👑CHAPITRE 38 📱
Je suis restée un moment simplement assise, complètement recroquevillée sur moi-même, le visage enfoui dans mes bras. Il n'y a presque pas un bruit si ce n'est le sifflement de courant d'air passant ici et là à travers les murs de ce vieux château. Parfois, cela est même accompagné d'un craquement du plancher. Je ne sais pas vraiment depuis combien de temps je suis comme ça. Des heures ? Peut-être des jours. Je n'en sais rien. Tout ce que je pensais savoir, tout ce que je pensais pouvoir faire ou abattre, tout cela me parait venir d'une autre dimension à laquelle je ne semble pas appartenir. Owen avait raison, j'ai pendant trop longtemps vécu avec des oeillères derrière d'immenses baies vitrées. Ma confiance en moi ou du moins l'apparente confiance que j'avais dès le début du jeu s'est effondrée. Toutes les promesses que je m'étais faites à moi-même se sont envolées. Quelle idiote ai-je été. Quelle enfant.

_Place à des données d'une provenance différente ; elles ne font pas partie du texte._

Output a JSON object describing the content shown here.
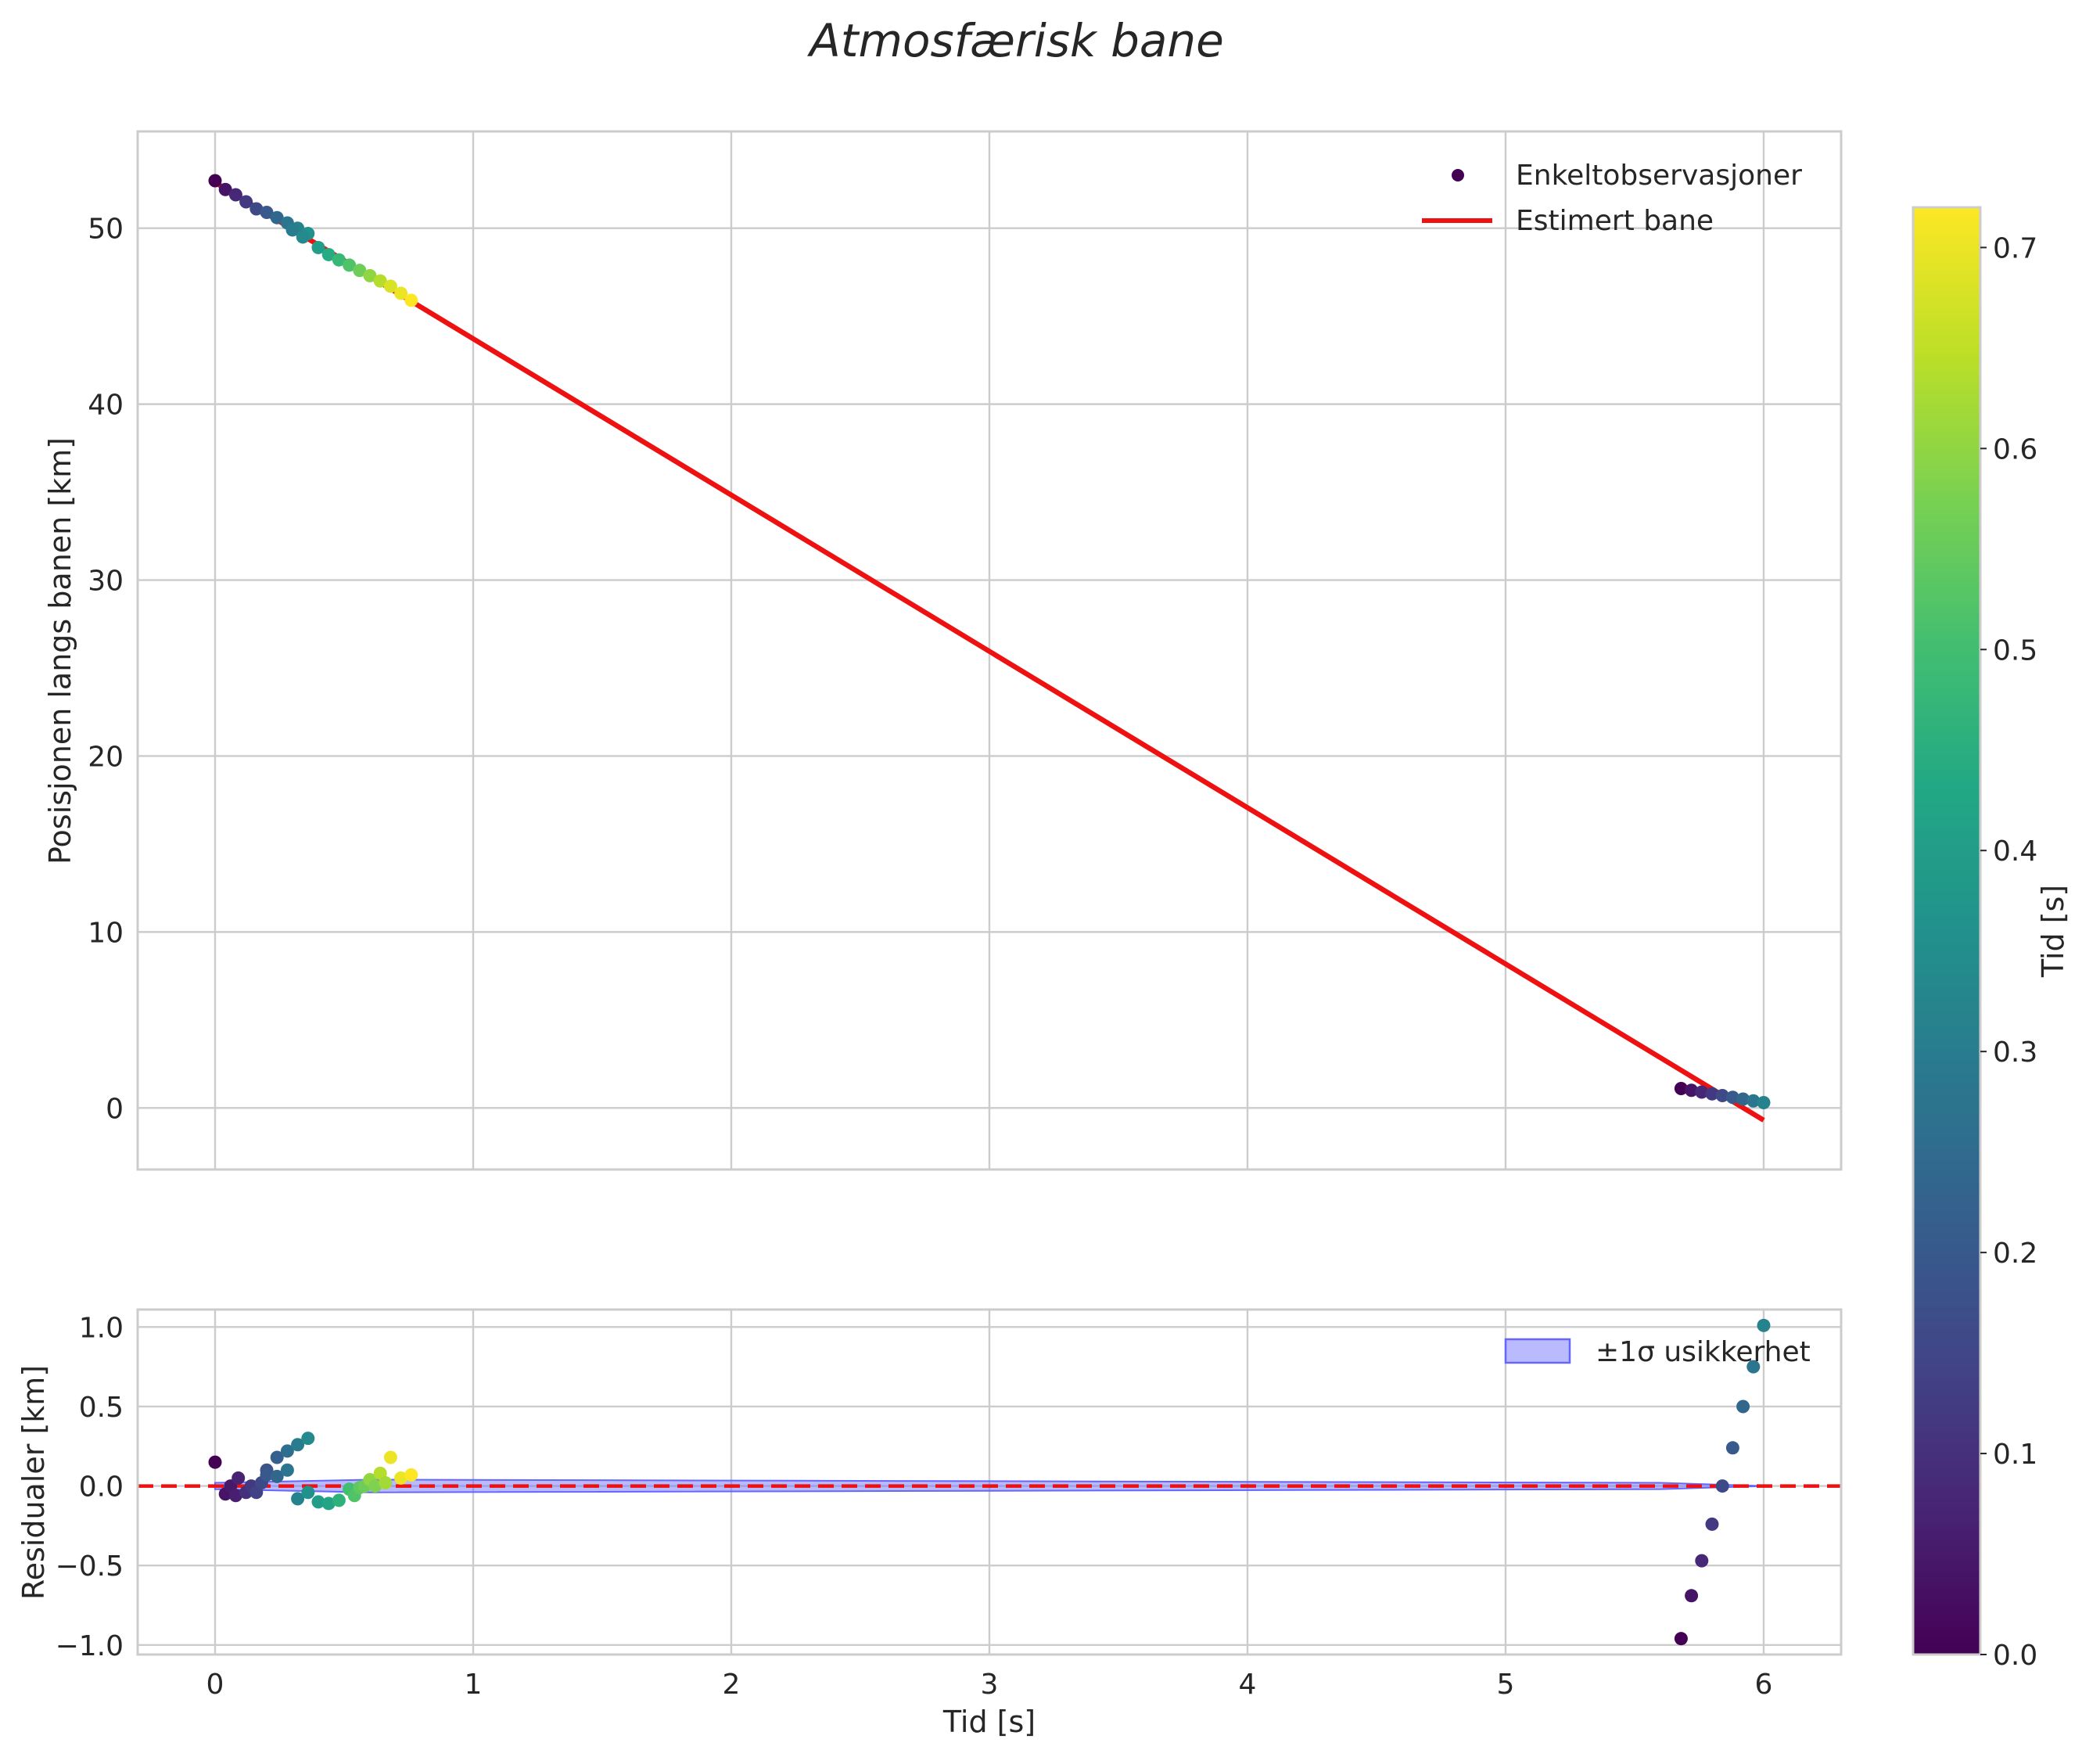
{
  "chart_data": {
    "title": "Atmosfærisk bane",
    "colors": {
      "fit_line": "#ee1111",
      "band": "#6666ff",
      "zero_line": "#ee1111"
    },
    "top": {
      "type": "scatter",
      "ylabel": "Posisjonen langs banen [km]",
      "xlim": [
        -0.3,
        6.3
      ],
      "ylim": [
        -3.5,
        55.5
      ],
      "yticks": [
        0,
        10,
        20,
        30,
        40,
        50
      ],
      "ytick_labels": [
        "0",
        "10",
        "20",
        "30",
        "40",
        "50"
      ],
      "legend": {
        "position": "top-right",
        "entries": [
          {
            "label": "Enkeltobservasjoner",
            "kind": "marker",
            "color": "#440154"
          },
          {
            "label": "Estimert bane",
            "kind": "line",
            "color": "#ee1111"
          }
        ]
      },
      "fit_line": {
        "x": [
          0.0,
          6.0
        ],
        "y": [
          52.6,
          -0.7
        ]
      },
      "observations": [
        {
          "t": 0.0,
          "y": 52.7,
          "c": 0.0
        },
        {
          "t": 0.04,
          "y": 52.2,
          "c": 0.04
        },
        {
          "t": 0.08,
          "y": 51.9,
          "c": 0.08
        },
        {
          "t": 0.12,
          "y": 51.5,
          "c": 0.12
        },
        {
          "t": 0.16,
          "y": 51.1,
          "c": 0.16
        },
        {
          "t": 0.2,
          "y": 50.9,
          "c": 0.2
        },
        {
          "t": 0.24,
          "y": 50.6,
          "c": 0.24
        },
        {
          "t": 0.28,
          "y": 50.3,
          "c": 0.28
        },
        {
          "t": 0.32,
          "y": 50.0,
          "c": 0.32
        },
        {
          "t": 0.36,
          "y": 49.7,
          "c": 0.36
        },
        {
          "t": 0.3,
          "y": 49.9,
          "c": 0.3
        },
        {
          "t": 0.34,
          "y": 49.5,
          "c": 0.34
        },
        {
          "t": 0.4,
          "y": 48.9,
          "c": 0.4
        },
        {
          "t": 0.44,
          "y": 48.5,
          "c": 0.44
        },
        {
          "t": 0.48,
          "y": 48.2,
          "c": 0.48
        },
        {
          "t": 0.52,
          "y": 47.9,
          "c": 0.52
        },
        {
          "t": 0.56,
          "y": 47.6,
          "c": 0.56
        },
        {
          "t": 0.6,
          "y": 47.3,
          "c": 0.6
        },
        {
          "t": 0.64,
          "y": 47.0,
          "c": 0.64
        },
        {
          "t": 0.68,
          "y": 46.7,
          "c": 0.68
        },
        {
          "t": 0.72,
          "y": 46.3,
          "c": 0.7
        },
        {
          "t": 0.76,
          "y": 45.9,
          "c": 0.72
        },
        {
          "t": 5.68,
          "y": 1.1,
          "c": 0.0
        },
        {
          "t": 5.72,
          "y": 1.0,
          "c": 0.04
        },
        {
          "t": 5.76,
          "y": 0.9,
          "c": 0.08
        },
        {
          "t": 5.8,
          "y": 0.8,
          "c": 0.12
        },
        {
          "t": 5.84,
          "y": 0.7,
          "c": 0.16
        },
        {
          "t": 5.88,
          "y": 0.6,
          "c": 0.2
        },
        {
          "t": 5.92,
          "y": 0.5,
          "c": 0.24
        },
        {
          "t": 5.96,
          "y": 0.4,
          "c": 0.28
        },
        {
          "t": 6.0,
          "y": 0.3,
          "c": 0.32
        }
      ]
    },
    "bottom": {
      "type": "scatter",
      "xlabel": "Tid [s]",
      "ylabel": "Residualer [km]",
      "xlim": [
        -0.3,
        6.3
      ],
      "ylim": [
        -1.06,
        1.11
      ],
      "xticks": [
        0,
        1,
        2,
        3,
        4,
        5,
        6
      ],
      "xtick_labels": [
        "0",
        "1",
        "2",
        "3",
        "4",
        "5",
        "6"
      ],
      "yticks": [
        -1.0,
        -0.5,
        0.0,
        0.5,
        1.0
      ],
      "ytick_labels": [
        "−1.0",
        "−0.5",
        "0.0",
        "0.5",
        "1.0"
      ],
      "legend": {
        "position": "top-right",
        "entries": [
          {
            "label": "±1σ usikkerhet",
            "kind": "patch",
            "color": "#6666ff"
          }
        ]
      },
      "band": {
        "x": [
          0.0,
          0.6,
          5.6,
          6.0
        ],
        "upper": [
          0.02,
          0.04,
          0.02,
          0.0
        ],
        "lower": [
          -0.02,
          -0.04,
          -0.02,
          0.0
        ]
      },
      "zero_line_y": 0.0,
      "residuals": [
        {
          "t": 0.0,
          "r": 0.15,
          "c": 0.0
        },
        {
          "t": 0.04,
          "r": -0.05,
          "c": 0.04
        },
        {
          "t": 0.06,
          "r": 0.0,
          "c": 0.05
        },
        {
          "t": 0.08,
          "r": -0.06,
          "c": 0.06
        },
        {
          "t": 0.09,
          "r": 0.05,
          "c": 0.07
        },
        {
          "t": 0.12,
          "r": -0.04,
          "c": 0.1
        },
        {
          "t": 0.14,
          "r": 0.0,
          "c": 0.12
        },
        {
          "t": 0.16,
          "r": -0.04,
          "c": 0.14
        },
        {
          "t": 0.18,
          "r": 0.02,
          "c": 0.16
        },
        {
          "t": 0.2,
          "r": 0.1,
          "c": 0.18
        },
        {
          "t": 0.24,
          "r": 0.18,
          "c": 0.22
        },
        {
          "t": 0.28,
          "r": 0.22,
          "c": 0.26
        },
        {
          "t": 0.32,
          "r": 0.26,
          "c": 0.3
        },
        {
          "t": 0.36,
          "r": 0.3,
          "c": 0.34
        },
        {
          "t": 0.2,
          "r": 0.07,
          "c": 0.2
        },
        {
          "t": 0.24,
          "r": 0.06,
          "c": 0.24
        },
        {
          "t": 0.28,
          "r": 0.1,
          "c": 0.28
        },
        {
          "t": 0.32,
          "r": -0.08,
          "c": 0.32
        },
        {
          "t": 0.36,
          "r": -0.04,
          "c": 0.36
        },
        {
          "t": 0.4,
          "r": -0.1,
          "c": 0.4
        },
        {
          "t": 0.44,
          "r": -0.11,
          "c": 0.42
        },
        {
          "t": 0.48,
          "r": -0.09,
          "c": 0.46
        },
        {
          "t": 0.52,
          "r": -0.02,
          "c": 0.5
        },
        {
          "t": 0.54,
          "r": -0.06,
          "c": 0.52
        },
        {
          "t": 0.56,
          "r": -0.01,
          "c": 0.54
        },
        {
          "t": 0.58,
          "r": 0.0,
          "c": 0.56
        },
        {
          "t": 0.6,
          "r": 0.04,
          "c": 0.6
        },
        {
          "t": 0.62,
          "r": 0.0,
          "c": 0.58
        },
        {
          "t": 0.64,
          "r": 0.08,
          "c": 0.64
        },
        {
          "t": 0.66,
          "r": 0.02,
          "c": 0.62
        },
        {
          "t": 0.68,
          "r": 0.18,
          "c": 0.7
        },
        {
          "t": 0.72,
          "r": 0.05,
          "c": 0.7
        },
        {
          "t": 0.76,
          "r": 0.07,
          "c": 0.72
        },
        {
          "t": 5.68,
          "r": -0.96,
          "c": 0.0
        },
        {
          "t": 5.72,
          "r": -0.69,
          "c": 0.04
        },
        {
          "t": 5.76,
          "r": -0.47,
          "c": 0.08
        },
        {
          "t": 5.8,
          "r": -0.24,
          "c": 0.12
        },
        {
          "t": 5.84,
          "r": 0.0,
          "c": 0.16
        },
        {
          "t": 5.88,
          "r": 0.24,
          "c": 0.2
        },
        {
          "t": 5.92,
          "r": 0.5,
          "c": 0.24
        },
        {
          "t": 5.96,
          "r": 0.75,
          "c": 0.28
        },
        {
          "t": 6.0,
          "r": 1.01,
          "c": 0.32
        }
      ]
    },
    "colorbar": {
      "label": "Tid [s]",
      "colormap": "viridis",
      "range": [
        0.0,
        0.72
      ],
      "ticks": [
        0.0,
        0.1,
        0.2,
        0.3,
        0.4,
        0.5,
        0.6,
        0.7
      ],
      "tick_labels": [
        "0.0",
        "0.1",
        "0.2",
        "0.3",
        "0.4",
        "0.5",
        "0.6",
        "0.7"
      ]
    }
  }
}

Etait-ce ce que l'on attendait de moi ? Que je me résigne en voyant la difficulté que je devais affronter pour gagner ? Que je lève les bras et me rende sans même me battre ? Etait-ce pour eux aussi simple que cela ? Effrayez l'enfant et vous la verrez partir en courant.
Je lève la tête en entendant la porte de la chambre s'ouvrir tandis que Valerian approche, une assiette à la main. Je n'ai pas vu Owen depuis cette nuit-là. Il n'est pas revenu.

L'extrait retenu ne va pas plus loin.